Congregations get reputations. Oak Street Church was known for its pipe organ and it liturgical worship. Crosspoint Community had a great band and uplifting music. First Church had a great preacher for a pastor. The church at Corinth was known for its infighting and factions. They were Christians and they had received the Holy Spirit, but they didn’t demonstrate several common Christian characteristics.
Paul writes this letter to the Christians at Corinth to remind them that if they don’t have love nothing else matters. Paul even writes down a list of the type of love that he is talking about. It is a love that is patient, not boastful, doesn’t rejoice in wrong doing and bears all things. It is a very practical love for people who spend a lot of time together.
Paul reminds all of us that if we don’t have love we are missing a vital element in our lives. We may be filled with the Holy Spirit. We may be talented and gifted beyond imagination, but if we don’t have love the rest doesn’t matter. Love transforms lives and situations. Love is what God’s kingdom is all about.
1 Corinthians 13:1-13
If I speak in the tongues of mortals and of angels, but do not have love, I am a noisy gong or a clanging cymbal. And if I have prophetic powers, and understand all mysteries and all knowledge, and if I have all faith, so as to remove mountains, but do not have love, I am nothing. If I give away all my possessions, and if I hand over my body so that I may boast, but do not have love, I gain nothing.
Love is patient; love is kind; love is not envious or boastful or arrogant or rude.
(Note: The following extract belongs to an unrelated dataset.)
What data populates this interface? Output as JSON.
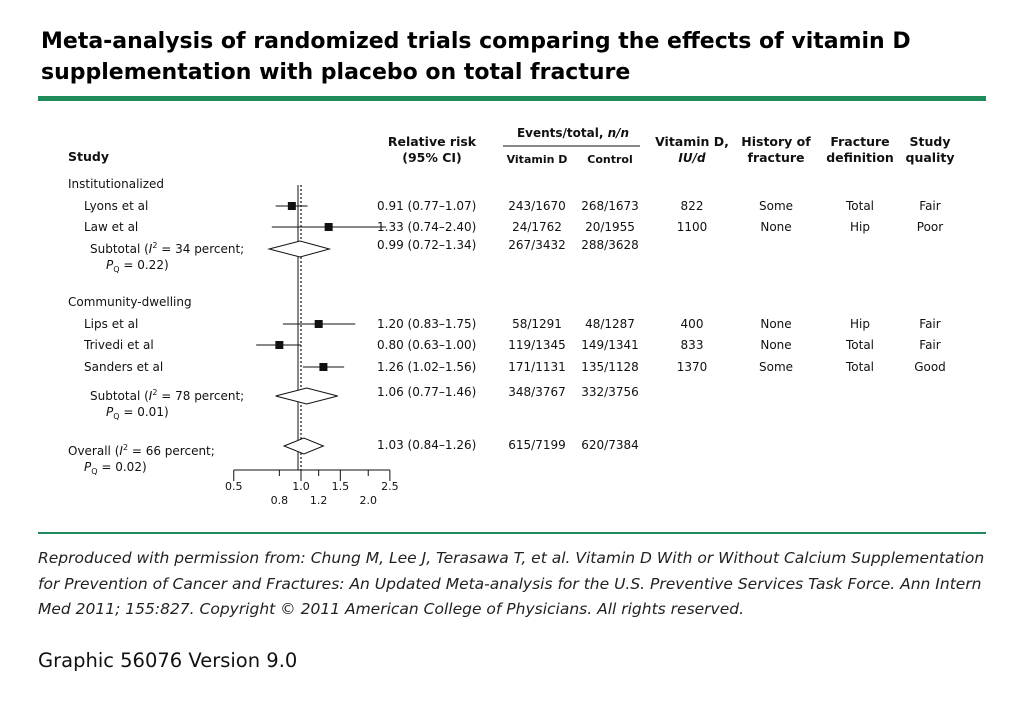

It does not insist on its own way; it is not irritable or resentful; it does not rejoice in wrongdoing, but rejoices in the truth. It bears all things, believes all things, hopes all things, endures all things.
Love never ends. But as for prophecies, they will come to an end; as for tongues, they will cease; as for knowledge, it will come to an end. For we know only in part, and we prophesy only in part; but when the complete comes, the partial will come to an end. When I was a child, I spoke like a child, I thought like a child, I reasoned like a child; when I became an adult, I put an end to childish ways. For now we see in a mirror, dimly, but then we will see face to face. Now I know only in part; then I will know fully, even as I have been fully known. And now faith, hope, and love abide, these three; and the greatest of these is love.